OK, we all know how important it is to let data guide customer success priorities and decision-making.

But how often does that actually happen?

With 71% of customer success professionals managing more than 15 accounts, there isn’t much time left in the day for data capture, analytics and reporting — you know, the fundamentals of metrics-driven customer success.

That’s where a customer success operations (CS Ops) role can help. Creating a dedicated position to handle every crucial data management task will give you — and other important stakeholders like product teams — in-depth insights to create the best customer experience possible.

Here’s what you need to know about CS Ops.

Operations finally lands in customer success

Operations roles are nothing new. Sales and marketing teams, for instance, often carve out a space for an operations position. 

So, what do CS Ops professionals actually do? They manage all the forecasting, reporting and analytics tasks that should inform everything from customer success strategies to product development.

At any given moment, a CS Ops role is responsible for:

  • Monitoring product usage and adoption rates.
  • Tracking health scores, customer sentiment metrics and other key performance indicators (KPIs).
  • Generating reports on the state of the customer experience to guide decision-making.
  • Determining which activities impact adoption, churn and renewal most.
  • Forecasting revenue, customer behavior, product adoption and product performance trends.
  • Scheduling routine touch points with customers.

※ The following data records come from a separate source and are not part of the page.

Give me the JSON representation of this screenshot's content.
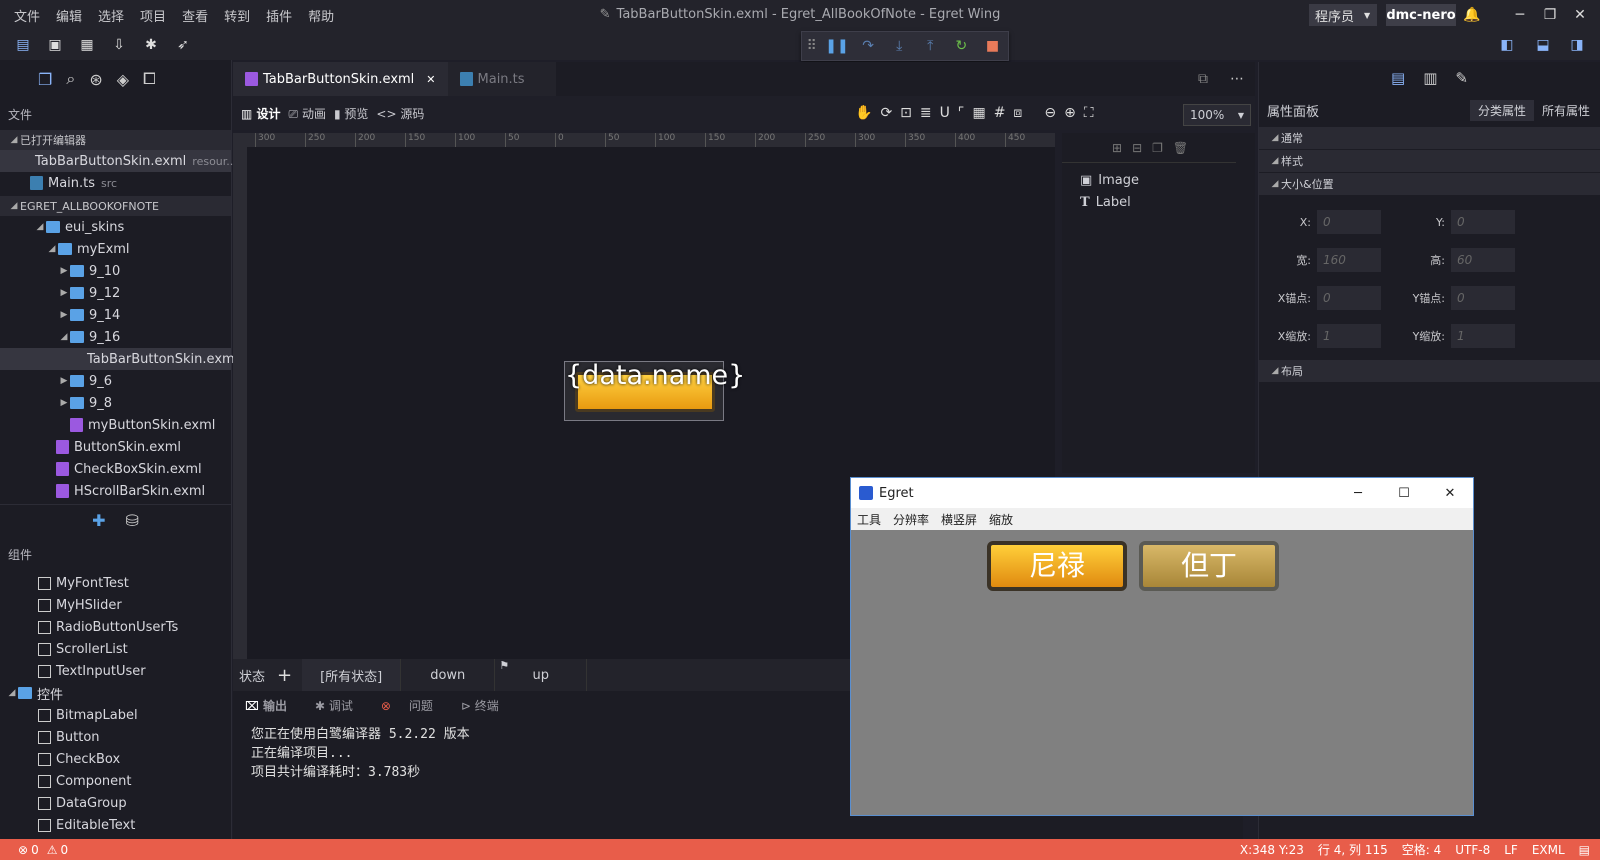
{
  "menu": [
    "文件",
    "编辑",
    "选择",
    "项目",
    "查看",
    "转到",
    "插件",
    "帮助"
  ],
  "window_title": "TabBarButtonSkin.exml - Egret_AllBookOfNote - Egret Wing",
  "role": "程序员",
  "role_arrow": "▼",
  "user": "dmc-nero",
  "window_controls": {
    "minimize": "─",
    "restore": "❐",
    "close": "✕"
  },
  "explorer": {
    "header": "文件",
    "open_editors_label": "已打开编辑器",
    "open_editors": [
      {
        "name": "TabBarButtonSkin.exml",
        "hint": "resour..."
      },
      {
        "name": "Main.ts",
        "hint": "src"
      }
    ],
    "project_label": "EGRET_ALLBOOKOFNOTE",
    "tree": [
      {
        "name": "eui_skins",
        "type": "folder",
        "arrow": "◢"
      },
      {
        "name": "myExml",
        "type": "folder",
        "arrow": "◢"
      },
      {
        "name": "9_10",
        "type": "folder",
        "arrow": "▶"
      },
      {
        "name": "9_12",
        "type": "folder",
        "arrow": "▶"
      },
      {
        "name": "9_14",
        "type": "folder",
        "arrow": "▶"
      },
      {
        "name": "9_16",
        "type": "folder",
        "arrow": "◢"
      },
      {
        "name": "TabBarButtonSkin.exml",
        "type": "exml"
      },
      {
        "name": "9_6",
        "type": "folder",
        "arrow": "▶"
      },
      {
        "name": "9_8",
        "type": "folder",
        "arrow": "▶"
      },
      {
        "name": "myButtonSkin.exml",
        "type": "exml"
      },
      {
        "name": "ButtonSkin.exml",
        "type": "exml"
      },
      {
        "name": "CheckBoxSkin.exml",
        "type": "exml"
      },
      {
        "name": "HScrollBarSkin.exml",
        "type": "exml"
      }
    ]
  },
  "components": {
    "header": "组件",
    "custom": [
      "MyFontTest",
      "MyHSlider",
      "RadioButtonUserTs",
      "ScrollerList",
      "TextInputUser"
    ],
    "controls_label": "控件",
    "controls": [
      "BitmapLabel",
      "Button",
      "CheckBox",
      "Component",
      "DataGroup",
      "EditableText"
    ]
  },
  "tabs": [
    {
      "label": "TabBarButtonSkin.exml",
      "close": "✕"
    },
    {
      "label": "Main.ts"
    }
  ],
  "design_modes": [
    "设计",
    "动画",
    "预览",
    "源码"
  ],
  "zoom": "100%",
  "ruler_top": [
    "300",
    "250",
    "200",
    "150",
    "100",
    "50",
    "0",
    "50",
    "100",
    "150",
    "200",
    "250",
    "300",
    "350",
    "400",
    "450"
  ],
  "canvas_button_text": "{data.name}",
  "outline": [
    "Image",
    "Label"
  ],
  "states": {
    "label": "状态",
    "add": "+",
    "items": [
      "[所有状态]",
      "down",
      "up"
    ]
  },
  "output": {
    "tabs": [
      "输出",
      "调试",
      "问题",
      "终端"
    ],
    "lines": [
      "您正在使用白鹭编译器 5.2.22 版本",
      "正在编译项目...",
      "项目共计编译耗时：3.783秒"
    ]
  },
  "properties": {
    "title": "属性面板",
    "tab_category": "分类属性",
    "tab_all": "所有属性",
    "groups": [
      "通常",
      "样式",
      "大小&位置",
      "布局"
    ],
    "fields": [
      {
        "label": "X:",
        "value": "0"
      },
      {
        "label": "Y:",
        "value": "0"
      },
      {
        "label": "宽:",
        "value": "160"
      },
      {
        "label": "高:",
        "value": "60"
      },
      {
        "label": "X锚点:",
        "value": "0"
      },
      {
        "label": "Y锚点:",
        "value": "0"
      },
      {
        "label": "X缩放:",
        "value": "1"
      },
      {
        "label": "Y缩放:",
        "value": "1"
      }
    ]
  },
  "egret_window": {
    "title": "Egret",
    "menu": [
      "工具",
      "分辨率",
      "横竖屏",
      "缩放"
    ],
    "buttons": [
      "尼禄",
      "但丁"
    ]
  },
  "statusbar": {
    "errors": "0",
    "warnings": "0",
    "coords": "X:348 Y:23",
    "cursor": "行 4, 列 115",
    "indent": "空格: 4",
    "encoding": "UTF-8",
    "eol": "LF",
    "lang": "EXML"
  }
}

Without a CS Ops position, you run the risk of flying blind. Your customer success managers have a ton of insight into their accounts. But that information needs to be paired with hard data and analytics to fully understand your users. 

CS Ops reporting and forecasting also gives customer success leaders the fuel needed to impact cross-team collaboration. 

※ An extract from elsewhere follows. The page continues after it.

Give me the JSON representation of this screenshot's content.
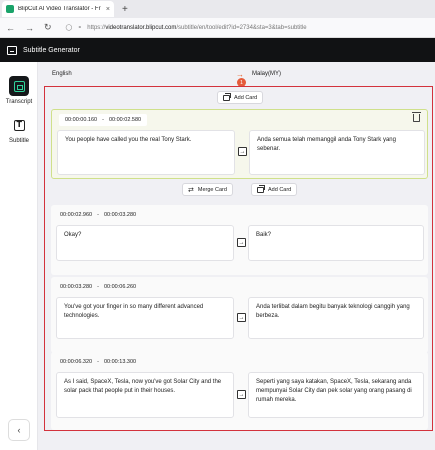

Say you go to your product team with a suggestion of how to improve your SaaS platform. The product team will be a lot more receptive to those recommendations if they’re backed up by indisputable data and evidence, rather than your CSMs’ intuition and observations alone.

Adam Waid

SalesLoft Customer Success VP Adam Waid

Dive into the data pool with CS Ops

We’re not the only ones who are bullish about CS Ops’ future. During a recent UserIQ webinar, SalesLoft Vice President of Global Customer Success Adam Waid urged teams to establish a CS Ops role in 2021

With many customer success teams running a relatively small operation — 45% have fewer than 10 team members — you might be hesitant to risk losing productivity in one area for the sake of data, reporting and analytics. But Waid explained that this role is so important, you have to make it a priority, even if it means assigning that work to an existing customer success manager. 

“It may be painful because you might be stretched thin right now, but having someone to run reports, run data and create capacity modeling will help you in the long run,” Waid said.

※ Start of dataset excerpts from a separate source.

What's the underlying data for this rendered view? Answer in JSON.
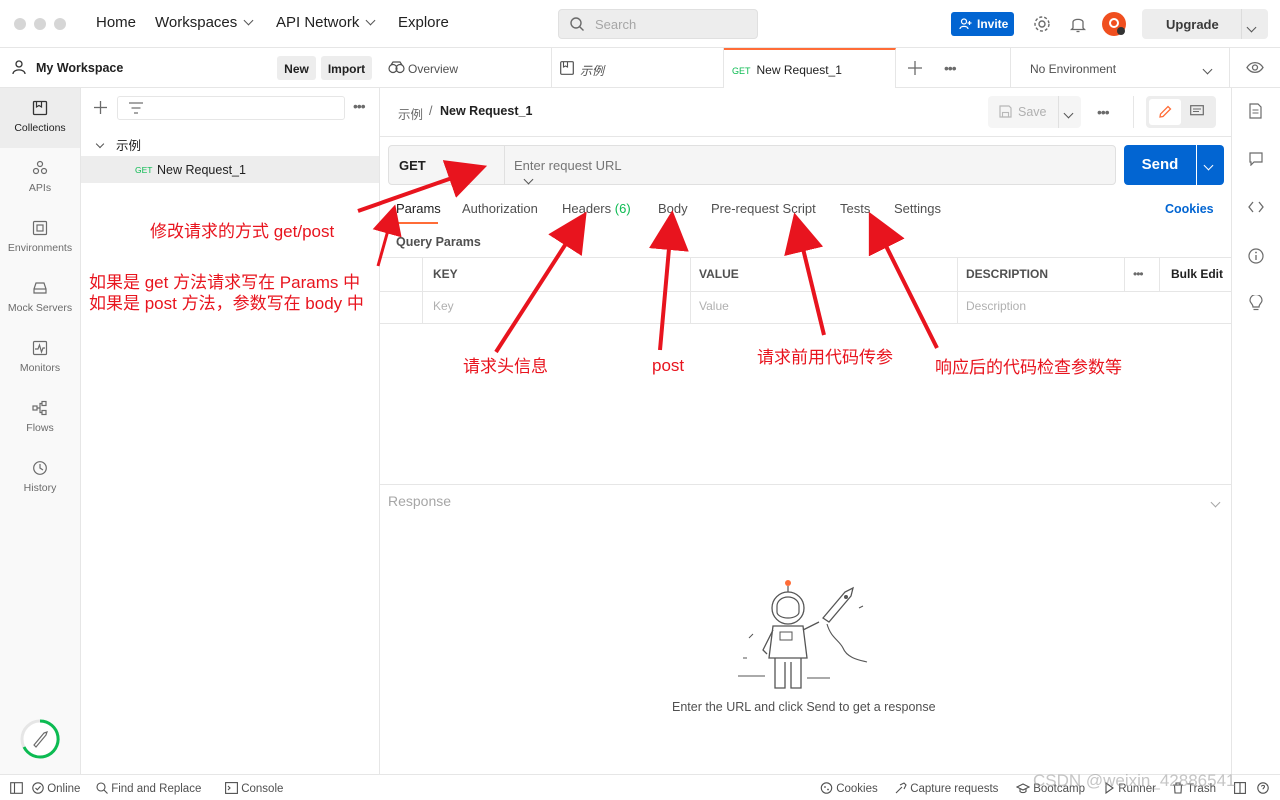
{
  "topbar": {
    "nav": [
      "Home",
      "Workspaces",
      "API Network",
      "Explore"
    ],
    "search_placeholder": "Search",
    "invite_label": "Invite",
    "upgrade_label": "Upgrade"
  },
  "workspace": {
    "name": "My Workspace",
    "new_label": "New",
    "import_label": "Import"
  },
  "rail": [
    {
      "label": "Collections",
      "icon": "collections-icon",
      "active": true
    },
    {
      "label": "APIs",
      "icon": "apis-icon"
    },
    {
      "label": "Environments",
      "icon": "environments-icon"
    },
    {
      "label": "Mock Servers",
      "icon": "mock-servers-icon"
    },
    {
      "label": "Monitors",
      "icon": "monitors-icon"
    },
    {
      "label": "Flows",
      "icon": "flows-icon"
    },
    {
      "label": "History",
      "icon": "history-icon"
    }
  ],
  "sidebar": {
    "collection_name": "示例",
    "request_method": "GET",
    "request_name": "New Request_1"
  },
  "tabs": {
    "overview": "Overview",
    "collection": "示例",
    "active_method": "GET",
    "active_name": "New Request_1",
    "environment": "No Environment"
  },
  "request": {
    "breadcrumb_parent": "示例",
    "breadcrumb_sep": "/",
    "breadcrumb_current": "New Request_1",
    "save_label": "Save",
    "method": "GET",
    "url_placeholder": "Enter request URL",
    "send_label": "Send",
    "tabs": {
      "params": "Params",
      "authorization": "Authorization",
      "headers": "Headers",
      "headers_count": "(6)",
      "body": "Body",
      "prerequest": "Pre-request Script",
      "tests": "Tests",
      "settings": "Settings"
    },
    "cookies_label": "Cookies",
    "query_params_title": "Query Params",
    "table": {
      "headers": [
        "KEY",
        "VALUE",
        "DESCRIPTION"
      ],
      "bulk_edit": "Bulk Edit",
      "placeholders": [
        "Key",
        "Value",
        "Description"
      ]
    }
  },
  "response": {
    "title": "Response",
    "empty_message": "Enter the URL and click Send to get a response"
  },
  "statusbar": {
    "online": "Online",
    "find_replace": "Find and Replace",
    "console": "Console",
    "cookies": "Cookies",
    "capture": "Capture requests",
    "bootcamp": "Bootcamp",
    "runner": "Runner",
    "trash": "Trash"
  },
  "annotations": {
    "method_note": "修改请求的方式 get/post",
    "params_note_line1": "如果是 get 方法请求写在 Params 中",
    "params_note_line2": "如果是 post 方法，参数写在 body 中",
    "headers_note": "请求头信息",
    "body_note": "post",
    "prerequest_note": "请求前用代码传参",
    "tests_note": "响应后的代码检查参数等"
  },
  "watermark": "CSDN @weixin_42886541",
  "colors": {
    "accent_orange": "#ff6c37",
    "primary_blue": "#0265d2",
    "get_green": "#0cbb52",
    "annotation_red": "#e8141e"
  }
}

The good news is that even though a lot of customer success teams rely on a handful of employees right now, industry trends are pointing upward. In 2018 alone, 80% of teams added new staff to their ranks. It shouldn’t take too long to replace any team member who moves into a CS Ops role.

So, if you want to reshape your customer success team into a data-driven dynamo — and you do, of course — then consider a CS Ops position.